В 1898 году мы справляли «маевку», отправившись на лодках в лес. Мы попытались сделать популярной идею первомайского праздника и среди крестьян. Кое-что в этом отношении сделать удалось. Как водится, деревня все преломляла в своем сознании своеобразно. Разговоры о «маевке» расходились из наших деревенских «центров» концентрическими кругами, все слабея и слабея по мере отдаления. На дальней периферии все это отразилось «слушком», что первого мая по всей России «назначено» кем-то таинственным, но добрым и сильным, у всех помещиков отбирать и делить между крестьянами их земли.

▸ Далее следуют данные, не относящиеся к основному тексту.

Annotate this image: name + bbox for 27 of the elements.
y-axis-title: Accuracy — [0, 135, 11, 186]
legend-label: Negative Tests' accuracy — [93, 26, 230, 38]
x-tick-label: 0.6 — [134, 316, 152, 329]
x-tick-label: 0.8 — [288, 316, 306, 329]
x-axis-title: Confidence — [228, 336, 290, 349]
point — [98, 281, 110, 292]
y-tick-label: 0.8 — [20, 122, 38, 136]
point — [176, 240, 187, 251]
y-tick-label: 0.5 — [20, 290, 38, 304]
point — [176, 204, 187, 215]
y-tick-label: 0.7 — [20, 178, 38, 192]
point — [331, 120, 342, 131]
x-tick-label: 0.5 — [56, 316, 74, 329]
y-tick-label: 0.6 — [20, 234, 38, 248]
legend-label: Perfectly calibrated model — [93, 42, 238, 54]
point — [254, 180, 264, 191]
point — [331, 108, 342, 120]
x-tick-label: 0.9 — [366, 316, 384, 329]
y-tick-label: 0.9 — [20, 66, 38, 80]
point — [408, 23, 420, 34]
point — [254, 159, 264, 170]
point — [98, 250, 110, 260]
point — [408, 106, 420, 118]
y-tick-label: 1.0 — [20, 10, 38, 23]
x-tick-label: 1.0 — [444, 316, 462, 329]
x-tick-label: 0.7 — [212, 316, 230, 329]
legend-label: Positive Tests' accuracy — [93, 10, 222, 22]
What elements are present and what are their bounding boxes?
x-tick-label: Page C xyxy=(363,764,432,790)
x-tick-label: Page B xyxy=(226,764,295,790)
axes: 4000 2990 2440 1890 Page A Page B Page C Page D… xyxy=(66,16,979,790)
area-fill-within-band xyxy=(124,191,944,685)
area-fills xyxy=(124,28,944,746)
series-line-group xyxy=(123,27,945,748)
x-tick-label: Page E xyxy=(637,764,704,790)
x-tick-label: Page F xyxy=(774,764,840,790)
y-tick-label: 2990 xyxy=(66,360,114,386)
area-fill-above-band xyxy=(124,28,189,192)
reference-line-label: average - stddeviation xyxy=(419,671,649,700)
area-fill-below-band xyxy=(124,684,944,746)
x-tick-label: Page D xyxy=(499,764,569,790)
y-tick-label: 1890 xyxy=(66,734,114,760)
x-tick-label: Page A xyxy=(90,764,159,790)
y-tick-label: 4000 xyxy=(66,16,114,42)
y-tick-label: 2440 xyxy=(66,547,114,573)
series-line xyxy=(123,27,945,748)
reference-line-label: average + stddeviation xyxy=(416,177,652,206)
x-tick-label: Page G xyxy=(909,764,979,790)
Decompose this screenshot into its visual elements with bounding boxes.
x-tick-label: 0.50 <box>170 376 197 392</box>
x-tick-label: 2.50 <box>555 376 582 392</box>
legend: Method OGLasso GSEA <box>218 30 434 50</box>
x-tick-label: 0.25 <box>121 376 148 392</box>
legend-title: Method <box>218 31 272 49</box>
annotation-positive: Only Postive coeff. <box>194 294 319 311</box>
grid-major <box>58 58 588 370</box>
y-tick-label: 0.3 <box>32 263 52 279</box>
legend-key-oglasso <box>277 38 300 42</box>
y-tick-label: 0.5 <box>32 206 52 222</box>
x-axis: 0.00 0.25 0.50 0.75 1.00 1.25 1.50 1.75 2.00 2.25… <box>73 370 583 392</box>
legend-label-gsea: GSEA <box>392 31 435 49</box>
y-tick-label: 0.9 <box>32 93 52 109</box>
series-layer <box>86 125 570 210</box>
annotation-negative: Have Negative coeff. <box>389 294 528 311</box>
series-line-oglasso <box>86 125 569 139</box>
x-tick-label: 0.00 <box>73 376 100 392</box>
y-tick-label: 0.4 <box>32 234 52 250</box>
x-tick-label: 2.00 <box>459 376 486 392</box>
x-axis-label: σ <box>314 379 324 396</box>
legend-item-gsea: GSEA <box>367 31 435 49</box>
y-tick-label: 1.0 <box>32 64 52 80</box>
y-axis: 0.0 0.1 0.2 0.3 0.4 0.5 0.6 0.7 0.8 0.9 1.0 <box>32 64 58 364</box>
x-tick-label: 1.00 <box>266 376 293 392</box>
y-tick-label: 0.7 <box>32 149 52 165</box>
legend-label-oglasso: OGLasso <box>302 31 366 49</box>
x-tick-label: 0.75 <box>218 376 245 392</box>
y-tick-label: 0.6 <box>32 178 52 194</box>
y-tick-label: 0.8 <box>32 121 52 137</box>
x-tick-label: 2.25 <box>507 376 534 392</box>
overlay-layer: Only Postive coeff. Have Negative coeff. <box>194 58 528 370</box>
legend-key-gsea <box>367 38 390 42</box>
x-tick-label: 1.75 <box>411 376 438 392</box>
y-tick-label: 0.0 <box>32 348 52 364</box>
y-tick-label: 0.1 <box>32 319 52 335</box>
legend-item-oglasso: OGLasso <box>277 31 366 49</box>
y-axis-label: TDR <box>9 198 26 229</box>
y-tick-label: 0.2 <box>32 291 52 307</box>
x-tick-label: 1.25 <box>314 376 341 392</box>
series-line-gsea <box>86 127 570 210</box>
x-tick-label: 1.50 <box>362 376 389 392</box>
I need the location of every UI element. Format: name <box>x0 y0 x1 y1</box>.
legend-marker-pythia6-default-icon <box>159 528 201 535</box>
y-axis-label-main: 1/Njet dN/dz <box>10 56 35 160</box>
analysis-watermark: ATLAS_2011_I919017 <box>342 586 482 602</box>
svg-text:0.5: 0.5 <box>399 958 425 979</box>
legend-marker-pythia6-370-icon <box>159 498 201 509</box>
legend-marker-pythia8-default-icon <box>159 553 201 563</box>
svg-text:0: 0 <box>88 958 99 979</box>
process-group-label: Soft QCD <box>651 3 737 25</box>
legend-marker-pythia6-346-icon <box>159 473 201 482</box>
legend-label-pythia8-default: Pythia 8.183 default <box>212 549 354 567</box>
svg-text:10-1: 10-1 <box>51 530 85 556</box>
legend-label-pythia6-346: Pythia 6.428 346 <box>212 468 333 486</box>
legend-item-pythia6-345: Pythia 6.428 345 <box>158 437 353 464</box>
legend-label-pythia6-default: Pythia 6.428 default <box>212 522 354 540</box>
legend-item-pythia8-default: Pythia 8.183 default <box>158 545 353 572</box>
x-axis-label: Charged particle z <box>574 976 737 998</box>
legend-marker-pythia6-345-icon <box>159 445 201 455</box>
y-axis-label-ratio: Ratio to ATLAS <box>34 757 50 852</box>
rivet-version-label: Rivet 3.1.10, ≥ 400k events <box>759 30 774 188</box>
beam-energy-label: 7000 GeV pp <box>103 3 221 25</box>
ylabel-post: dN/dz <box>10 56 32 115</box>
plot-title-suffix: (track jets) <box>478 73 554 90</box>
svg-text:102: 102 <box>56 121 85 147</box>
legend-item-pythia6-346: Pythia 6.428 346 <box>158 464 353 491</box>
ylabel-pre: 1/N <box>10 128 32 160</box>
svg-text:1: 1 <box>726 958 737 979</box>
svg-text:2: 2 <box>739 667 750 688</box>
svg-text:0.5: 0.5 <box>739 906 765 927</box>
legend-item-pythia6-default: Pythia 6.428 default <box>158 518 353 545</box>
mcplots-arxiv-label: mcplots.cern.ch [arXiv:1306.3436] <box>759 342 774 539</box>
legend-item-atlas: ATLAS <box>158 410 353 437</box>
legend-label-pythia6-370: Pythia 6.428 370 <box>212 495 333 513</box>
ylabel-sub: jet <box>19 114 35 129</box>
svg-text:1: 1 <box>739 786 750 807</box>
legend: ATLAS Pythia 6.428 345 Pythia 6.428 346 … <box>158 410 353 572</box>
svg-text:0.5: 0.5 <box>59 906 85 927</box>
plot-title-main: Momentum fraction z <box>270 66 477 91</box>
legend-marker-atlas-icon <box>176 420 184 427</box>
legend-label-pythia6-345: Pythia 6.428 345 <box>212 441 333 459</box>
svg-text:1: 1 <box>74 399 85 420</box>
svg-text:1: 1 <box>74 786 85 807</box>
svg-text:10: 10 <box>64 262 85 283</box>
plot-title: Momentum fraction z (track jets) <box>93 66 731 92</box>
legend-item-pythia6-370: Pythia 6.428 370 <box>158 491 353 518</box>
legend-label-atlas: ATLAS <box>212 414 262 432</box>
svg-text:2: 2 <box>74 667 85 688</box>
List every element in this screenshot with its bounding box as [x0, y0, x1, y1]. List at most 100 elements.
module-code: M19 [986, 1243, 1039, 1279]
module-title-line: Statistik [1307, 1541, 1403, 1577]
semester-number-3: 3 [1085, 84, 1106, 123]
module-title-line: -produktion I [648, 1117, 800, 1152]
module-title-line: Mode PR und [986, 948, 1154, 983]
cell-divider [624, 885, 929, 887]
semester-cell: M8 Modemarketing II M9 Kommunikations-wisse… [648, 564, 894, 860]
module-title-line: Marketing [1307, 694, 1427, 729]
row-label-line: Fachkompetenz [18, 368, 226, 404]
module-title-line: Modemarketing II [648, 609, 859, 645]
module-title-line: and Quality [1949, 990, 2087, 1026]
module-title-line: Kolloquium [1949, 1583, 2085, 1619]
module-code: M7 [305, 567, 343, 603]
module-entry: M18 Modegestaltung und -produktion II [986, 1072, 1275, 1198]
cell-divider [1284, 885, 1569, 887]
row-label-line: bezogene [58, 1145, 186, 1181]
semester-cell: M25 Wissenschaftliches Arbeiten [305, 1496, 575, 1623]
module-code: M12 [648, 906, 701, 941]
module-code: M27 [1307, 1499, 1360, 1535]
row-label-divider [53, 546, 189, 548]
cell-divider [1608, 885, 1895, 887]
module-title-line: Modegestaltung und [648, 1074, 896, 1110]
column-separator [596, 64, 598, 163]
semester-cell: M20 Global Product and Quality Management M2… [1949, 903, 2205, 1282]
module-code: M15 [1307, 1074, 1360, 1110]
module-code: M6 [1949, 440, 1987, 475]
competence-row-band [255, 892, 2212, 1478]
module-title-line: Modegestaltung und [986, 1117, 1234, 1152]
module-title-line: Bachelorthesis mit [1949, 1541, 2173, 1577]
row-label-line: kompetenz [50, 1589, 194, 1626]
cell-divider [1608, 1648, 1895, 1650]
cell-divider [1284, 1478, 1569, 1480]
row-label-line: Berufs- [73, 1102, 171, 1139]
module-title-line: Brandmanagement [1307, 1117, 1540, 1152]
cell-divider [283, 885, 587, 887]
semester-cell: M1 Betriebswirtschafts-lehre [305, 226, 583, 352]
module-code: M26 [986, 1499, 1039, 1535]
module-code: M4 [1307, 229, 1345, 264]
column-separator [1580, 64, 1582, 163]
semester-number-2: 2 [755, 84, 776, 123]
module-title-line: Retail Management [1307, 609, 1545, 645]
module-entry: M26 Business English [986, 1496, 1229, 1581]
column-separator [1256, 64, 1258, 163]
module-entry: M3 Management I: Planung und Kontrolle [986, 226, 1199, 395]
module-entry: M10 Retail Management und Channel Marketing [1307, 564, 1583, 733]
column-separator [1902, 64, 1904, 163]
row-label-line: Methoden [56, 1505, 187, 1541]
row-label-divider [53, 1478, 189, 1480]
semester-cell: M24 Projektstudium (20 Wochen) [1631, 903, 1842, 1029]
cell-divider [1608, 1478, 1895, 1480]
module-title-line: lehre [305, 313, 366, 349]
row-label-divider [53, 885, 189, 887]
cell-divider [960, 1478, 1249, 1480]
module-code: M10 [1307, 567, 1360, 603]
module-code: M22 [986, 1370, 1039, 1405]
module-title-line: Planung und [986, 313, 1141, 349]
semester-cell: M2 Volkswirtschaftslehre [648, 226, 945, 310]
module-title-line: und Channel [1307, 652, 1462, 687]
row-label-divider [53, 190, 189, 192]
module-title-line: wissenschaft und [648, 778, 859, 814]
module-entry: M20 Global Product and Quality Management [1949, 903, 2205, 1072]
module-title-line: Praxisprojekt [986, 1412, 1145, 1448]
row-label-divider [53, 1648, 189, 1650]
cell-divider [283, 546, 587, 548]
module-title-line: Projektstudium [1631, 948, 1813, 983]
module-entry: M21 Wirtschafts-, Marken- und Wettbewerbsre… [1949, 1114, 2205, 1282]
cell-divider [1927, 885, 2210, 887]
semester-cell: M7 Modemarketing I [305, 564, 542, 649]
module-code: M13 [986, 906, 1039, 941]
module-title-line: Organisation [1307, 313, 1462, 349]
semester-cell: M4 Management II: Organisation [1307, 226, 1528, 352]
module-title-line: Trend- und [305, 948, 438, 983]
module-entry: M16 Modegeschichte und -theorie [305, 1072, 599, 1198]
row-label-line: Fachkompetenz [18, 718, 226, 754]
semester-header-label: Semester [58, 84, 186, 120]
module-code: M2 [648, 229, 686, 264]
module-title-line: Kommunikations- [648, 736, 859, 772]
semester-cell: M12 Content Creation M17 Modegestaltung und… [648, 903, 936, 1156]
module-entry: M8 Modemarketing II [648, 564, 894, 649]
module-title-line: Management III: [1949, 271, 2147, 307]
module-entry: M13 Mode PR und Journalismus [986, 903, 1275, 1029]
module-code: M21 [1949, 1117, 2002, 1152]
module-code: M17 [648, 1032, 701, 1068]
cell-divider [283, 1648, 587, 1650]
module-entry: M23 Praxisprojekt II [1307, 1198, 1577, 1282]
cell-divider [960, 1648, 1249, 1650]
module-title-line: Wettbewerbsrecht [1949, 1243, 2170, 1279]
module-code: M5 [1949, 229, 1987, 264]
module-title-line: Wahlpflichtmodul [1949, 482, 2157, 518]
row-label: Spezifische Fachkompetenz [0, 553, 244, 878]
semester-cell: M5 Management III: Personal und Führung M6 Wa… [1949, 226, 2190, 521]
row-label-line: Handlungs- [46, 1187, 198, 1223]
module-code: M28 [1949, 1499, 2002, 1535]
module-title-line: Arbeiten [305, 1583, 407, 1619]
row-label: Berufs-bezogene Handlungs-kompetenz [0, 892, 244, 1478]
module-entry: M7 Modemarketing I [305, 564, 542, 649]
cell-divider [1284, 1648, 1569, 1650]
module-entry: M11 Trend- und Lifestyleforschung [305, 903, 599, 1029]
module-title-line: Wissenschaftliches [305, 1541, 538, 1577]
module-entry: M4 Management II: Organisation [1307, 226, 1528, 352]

В конце того же года я попытался собрать, первый в нашей губернии, маленький крестьянский революционный съезд. Мужиков, впрочем, съехалось очень немного, избранные из избранных, человек восемь, от пяти уездов: Борисоглебского, Тамбовского, Моршанского, Козловского и Кирсановского. Кроме того, я пригласил одного от нашего рабоче-ремесленного кружка, руководясь той же мыслью — сближения крестьян и рабочих. Труднее был для меня вопрос, кого пригласить еще из нашей революционной интеллигенции. Старшее поколение туго сходилось с крестьянами. Одни, как Лебедев и Макарьев, были чересчур «заговорщики», привыкшие шептаться с глазу на глаз и притом исключительно между своими. Другие, как Щерба, ближе принимал к сердцу деревенскую работу, но были слишком поглощены земско-культурными вопросами и, пожалуй, чересчур приспособили весь свой склад к политическому обслуживанию земского либерализма. Третьи, как И. Мягков и А. Я. Тимофеев, были довольно близки с крестьянами; один был присяжным поверенным, другой помощником; вместе с еще одним молодым адвокатом, они составляли земское бюро бесплатной юридической консультации; к ним я постоянно направлял то своих молокан, когда им угрожали преследования по делам о совращениях кощунствах и т. п., то крестьян тех местностей где шла борьба и споры из за земли с соседними помещиками. Крестьяне их любили и ценили, как своих надежных друзей и защитников; но на революционной почве сношений с ними у крестьян как-то не вытанцовывалось. Вероятно потому, что эти двое товарищей уже тогда, незаметно для себя самих, эволюционировали совсем в особую сторону естественным концом их эволюции было их примыкание впоследствии к «освобожденцам», а затем и вхождение в конституционно-демократическую партию. Иное пришлось бы сказать о нашей зеленой молодежи. Та всей душой прицеплялась к крестьянскому движению, о котором слыхала кое что краем уха. Некоторые юноши даже затеяли маленькие авантюры: летом пустились в обход деревень в которых велась пропаганда, используя случайные связи и расширяя их далее на свой страх. Похождения их — наше собственное, доморощенное «хождение в народ» в миниатюре — были довольно любопытны, но порою чересчур рискованны. Для привлечения в центр работы они еще не годились. Идя отчасти путем исключения, я остановился в конце концов на одном: на исключенном за участие в беспорядках студенте С. Н. Слетове.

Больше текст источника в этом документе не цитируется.